窓のない室内では、開け放たれた戸口が唯一の光源だ。アメリアは自分の影の上を、埃が舞い上がらないようゆっくりと進んだ。


 物置小屋には、えんじ色の布を被せられた姿見やガラス張りのキャビネット、山と置かれた胸像、カバーをかけられたクリスタルのシャンデリアなどが雑多にひしめき合っていた。アメリアが本棚だと思って近づいた物体には薄く横長の引き出しがついていて、中には蝶の標本などが飾られていたりするものだから、アメリアは次第に愉快な心地になってきて、宝探し気分で小屋の中を探索した。

 アメリアが古き品々に手を伸ばすほどにドレスの裾は汚れていった。普段父親の愛情深くも高慢な視線によって抑圧されている好奇心が顔を覗かせて、アメリアから慎重さを奪い取った。蜜を求める蝶のように、ふらふらと奥へ誘い込まれていく。


 突きあたりの壁からはぼんやりと陽の光が漏れていた。アメリアが手探りで布の束を払いのければ、小さな明かりとりの窓が設けられていた。
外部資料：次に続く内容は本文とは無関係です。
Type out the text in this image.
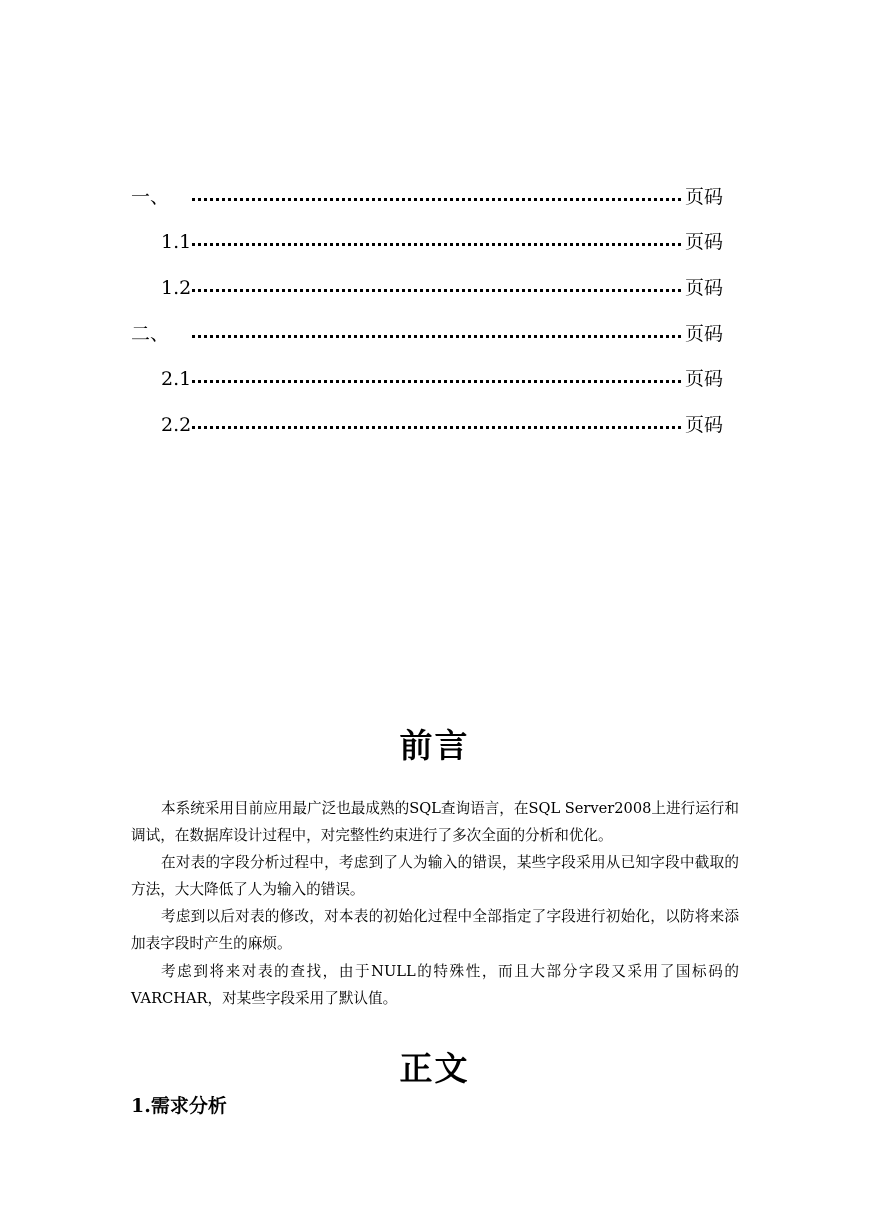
一、	页码
1.1	页码
1.2	页码
二、	页码
2.1	页码
2.2	页码
前言

本系统采用目前应用最广泛也最成熟的SQL查询语言，在SQL Server2008上进行运行和调试，在数据库设计过程中，对完整性约束进行了多次全面的分析和优化。

在对表的字段分析过程中，考虑到了人为输入的错误，某些字段采用从已知字段中截取的方法，大大降低了人为输入的错误。

考虑到以后对表的修改，对本表的初始化过程中全部指定了字段进行初始化，以防将来添加表字段时产生的麻烦。

考虑到将来对表的查找，由于NULL的特殊性，而且大部分字段又采用了国标码的VARCHAR，对某些字段采用了默认值。

正文
1.需求分析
少々歪んだ窓枠に、薄汚れたガラス。白っぽいしみの上を這いまわる黒っぽいヤモリ。

 アメリアは逃げるヤモリのすばしこい動きに驚いて、後ずさった。その拍子に、傍にあった甲冑に右脚をしたたかに打ちつけてしまった。

 痛みに息をのみ、崩れ落ちる。

 アメリアが顔を歪めて甲冑を見上げる。不安定な飾り方をされていたようで、銀の甲冑はぐらりと傾いた。


 落ちてくる。大きな鎧が、倒れこむ。

 金属の塊がアメリアの方へ倒れてくるというのに、アメリアの体はちっとも言うことを聞かず、這って逃げる時間すら与えられない。アメリアに許されていたのは、分厚い埃と幾重にも連なる蜘蛛の巣で執拗に飾り立てられた甲冑が、陽光に弾かれるようにして地面に叩きつけられるのを傍観することだけだった。

 視界が徐々に銀色の金属で一杯になって、陽が遮られたために暗くなる視界を感じながら、アメリアはなんでもないようなことを考えていた。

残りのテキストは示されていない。